Saint-Nazaire (Loire-Atlantique), reportage
Même jour, même lieu, même heure, même mécontentement. Comme l’an dernier à cette date, samedi 14 octobre, une dizaine d’associations [1], des habitants et élus ont manifesté à Saint-Nazaire pour que l’usine Yara cesse de polluer en toute impunité. « Il y a des anniversaires que l’on préférerait ne pas souhaiter », soupire Marie Aline Le Cler, membre fondatrice de l’association AEDZRP44.
En fait, cela fait bien plus d’un an que le fabricant d’engrais implanté dans l’estuaire de la Loire, à Montoir-de-Bretagne, ne respecte pas les normes environnementales. Rejets de phosphore et d’azote dans l’eau, particules fines, accidents... Les premières mises en demeure de la préfecture datent de 2011. Mais l’industriel préfère payer des amendes (jusqu’à 500 000 euros par an), plutôt que d’investir dans les travaux nécessaires à sa mise aux normes. « Cela n’a que trop duré ! » certifie cette habitante de la commune voisine de Donges.

Les manifestants, environ 400 selon les organisateurs, se sont rassemblés devant l’hôtel de ville de Saint-Nazaire puis la sous-préfecture. Ils réclament dorénavant la suspension administrative de l’entreprise jusqu’à la réalisation des travaux prescrits. Une option qui ne pénaliserait pas les salariés, puisque Yara devrait continuer à les rémunérer.
« La décision ne pourra venir que de la préfecture, mais nous demandons aussi aux élus de l’agglomération [la Carene] d’être plus actifs. Nous aimerions qu’ils portent plainte », explique Marie Aline Le Cler. Une pétition papier, qui a déjà récolté 1 500 signatures, a également été lancée. Les associations vont à la rencontre des habitants sur les marchés, pour leur expliquer la situation et récolter des signatures. « Beaucoup ne sont pas au courant. »
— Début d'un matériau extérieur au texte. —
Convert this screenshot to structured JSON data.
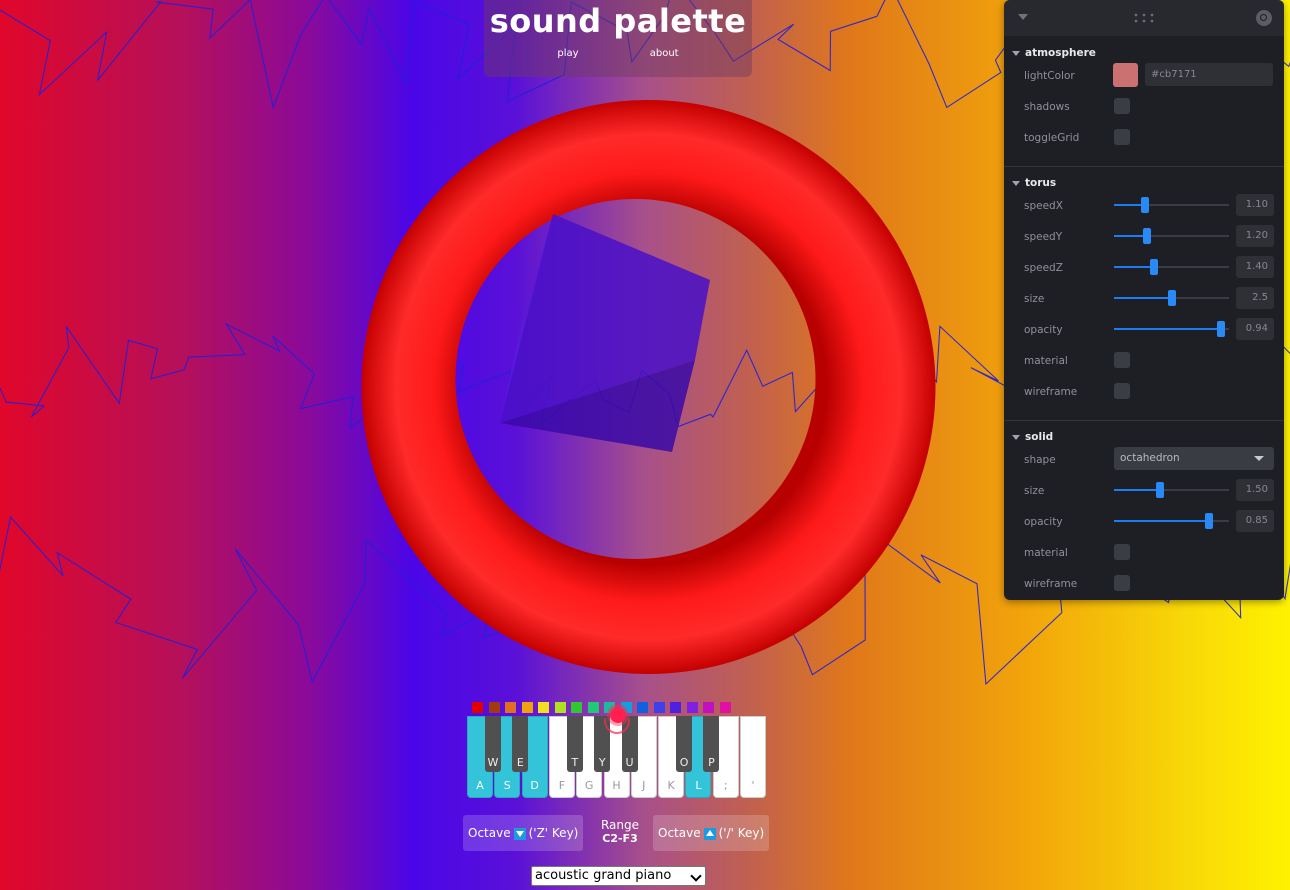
{
  "app": {
    "title": "sound palette",
    "nav": [
      "play",
      "about"
    ]
  },
  "gui": {
    "folders": {
      "atmosphere": {
        "title": "atmosphere",
        "lightColor_label": "lightColor",
        "lightColor_value": "#cb7171",
        "shadows_label": "shadows",
        "shadows_checked": false,
        "toggleGrid_label": "toggleGrid",
        "toggleGrid_checked": false
      },
      "torus": {
        "title": "torus",
        "speedX_label": "speedX",
        "speedX_value": "1.10",
        "speedY_label": "speedY",
        "speedY_value": "1.20",
        "speedZ_label": "speedZ",
        "speedZ_value": "1.40",
        "size_label": "size",
        "size_value": "2.5",
        "opacity_label": "opacity",
        "opacity_value": "0.94",
        "material_label": "material",
        "material_checked": false,
        "wireframe_label": "wireframe",
        "wireframe_checked": false
      },
      "solid": {
        "title": "solid",
        "shape_label": "shape",
        "shape_value": "octahedron",
        "size_label": "size",
        "size_value": "1.50",
        "opacity_label": "opacity",
        "opacity_value": "0.85",
        "material_label": "material",
        "material_checked": false,
        "wireframe_label": "wireframe",
        "wireframe_checked": false
      }
    }
  },
  "sliders": {
    "speedX": 0.27,
    "speedY": 0.29,
    "speedZ": 0.35,
    "torus_size": 0.5,
    "torus_opacity": 0.93,
    "solid_size": 0.4,
    "solid_opacity": 0.83
  },
  "colors": {
    "torus": "#ff1a1a",
    "solid": "#5518c8",
    "wire": "#2020d8",
    "swatches": [
      "#e00000",
      "#a03a10",
      "#e07020",
      "#f0a010",
      "#f0e020",
      "#b0e020",
      "#30c830",
      "#20c878",
      "#20b8a0",
      "#10a0e0",
      "#1060e0",
      "#4040e8",
      "#5020e0",
      "#8020e0",
      "#c010c0",
      "#e010a0"
    ]
  },
  "keyboard": {
    "white_keys": [
      "A",
      "S",
      "D",
      "F",
      "G",
      "H",
      "J",
      "K",
      "L",
      ";",
      "'"
    ],
    "white_active": [
      true,
      true,
      true,
      false,
      false,
      false,
      false,
      false,
      true,
      false,
      false
    ],
    "black_keys": [
      "W",
      "E",
      "T",
      "Y",
      "U",
      "O",
      "P"
    ]
  },
  "controls": {
    "octave_down_label": "Octave",
    "octave_down_key": "('Z' Key)",
    "range_label": "Range",
    "range_value": "C2-F3",
    "octave_up_label": "Octave",
    "octave_up_key": "('/' Key)",
    "instrument": "acoustic grand piano"
  }
}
« Tant pis pour les menaces, on va continuer à se battre »
« Sur le littoral, les habitants ne sont pas assez sensibilisés à la question des pollutions », confirme Valérie Fraux, conseillère municipale à Pornichet. Pourtant, à l’arrière des stations balnéaires, dans les terres et le long de l’estuaire, se trouve une foule d’usines. « La centrale à charbon de Cordemais, la raffinerie Total, Airbus, le terminal méthanier de Montoir-de-Bretagne... », énumère Didier Ott, membre des associations Ligue des droits de l’Homme, Vivre à Méan-Penhoët et AEDZRP.
Il a réalisé une cartographie des sources de pollution atmosphérique dans l’estuaire, mettant en avant les polluants classés cancérogènes. « Il y a une surmortalité de 28 % [par rapport à la moyenne nationale] dans la Carene, notamment à cause des cancers », rappelle-t-il.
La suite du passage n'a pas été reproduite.